In Marx's political dogmas, capitalism has been the topic of disapproval from many viewpoints during its history. Disparagements range from people who disagree with the principles of capitalism in its totality, to those who disagree with particular consequences of capitalism. According to Marx, capitalism as a progressive historical stage that would eventually stagnate due to internal contradictions and be followed by socialism. Marxists define capital as "a social, economic relation" between people (rather than between people and things). In this sense they seek to abolish capital. They believe that private ownership of the means of production enriches capitalists (owners of capital) at the expense of workers. In brief, they argue that the owners of the means of production exploit the workforce. In Karl Marx's view, the dynamic of capital would eventually diminish the working class and thereby create the social conditions for a revolution. Private ownership over the means of production and distribution is seen as creating a dependence of non-owning classes on the ruling class, and ultimately as a source of constraint of human liberty.
Karl Marx saw capitalism as a progressive historical stage that would eventually stagnate due to internal contradictions and be followed by socialism. Marxists define capital as "a social, economic relation" between people (rather than between people and things). In this sense they seek to abolish capital. They believe that private ownership of the means of production enriches capitalists (owners of capital) at the expense of workers. In brief, they argue that the owners of the means of production exploit the workforce.

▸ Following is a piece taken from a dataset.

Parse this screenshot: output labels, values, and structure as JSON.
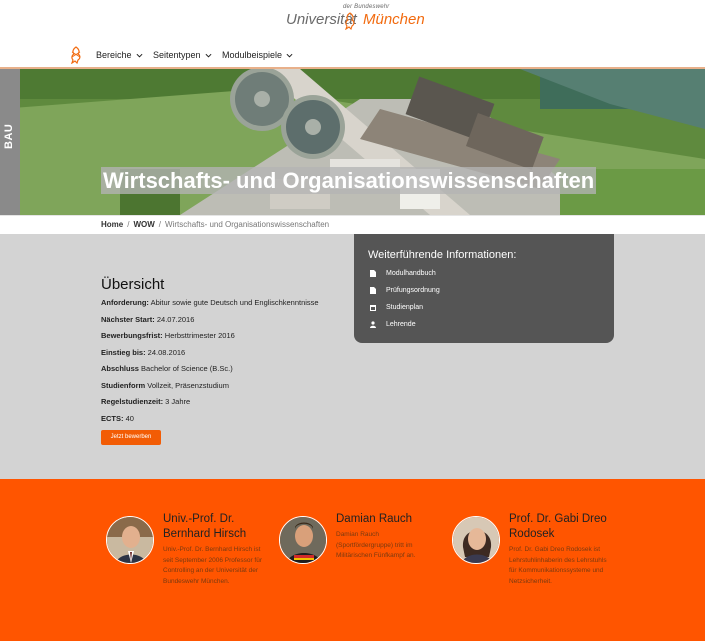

To summarize, Karl Marx has gained mastery over multiple disciplines. He was popular as a philosopher, economist, sociologist, journalist, and revolutionary socialist. Marxism, the philosophical and political school or tradition his work is a diversity of radical or revolutionary Socialism considered as a reaction against the widespread Capitalism and Liberalism of 19th Century Europe, with working class self-emancipation as major goal. Marx is recognized for his analysis of history (particularly his concept of historical materialism) and the search for a systemic understanding of socioeconomic transformation. Marx's theories about society, economics and politics together assumed as Marxism which hold that human societies develop through class struggle, a conflict between ruling classes that control the means of production and working classes that work on these means by selling their labour for wages. In historical Materialism, Marx attempted to make history scientific, and it motivates much of the rest of his work. It is based on the principle of Dialectical Materialism (a synthesis of Hegel's theory of Dialectics and the idea that social and other phenomena are essential material in nature, rather than ideal or spiritual, hence the link with Materialism) as it relates to history and societies. It holds that class struggle (the developing conflict between classes with opposing interests) is way to bring about changes in a society's mode of production, and that it structures each historical period and drives historical change. Through his theories of alienation, value, commodity fetishism, and surplus value, Marx debated that capitalism facilitated social relations and philosophy through commodification, inequality, and the exploitation of labour. Adopting a critical approach known as historical materialism, Marx propounded the theory of base and superstructure, asserting that the cultural and political conditions of society, as well as its philosophies of human nature, are largely determined by obscured economic foundations.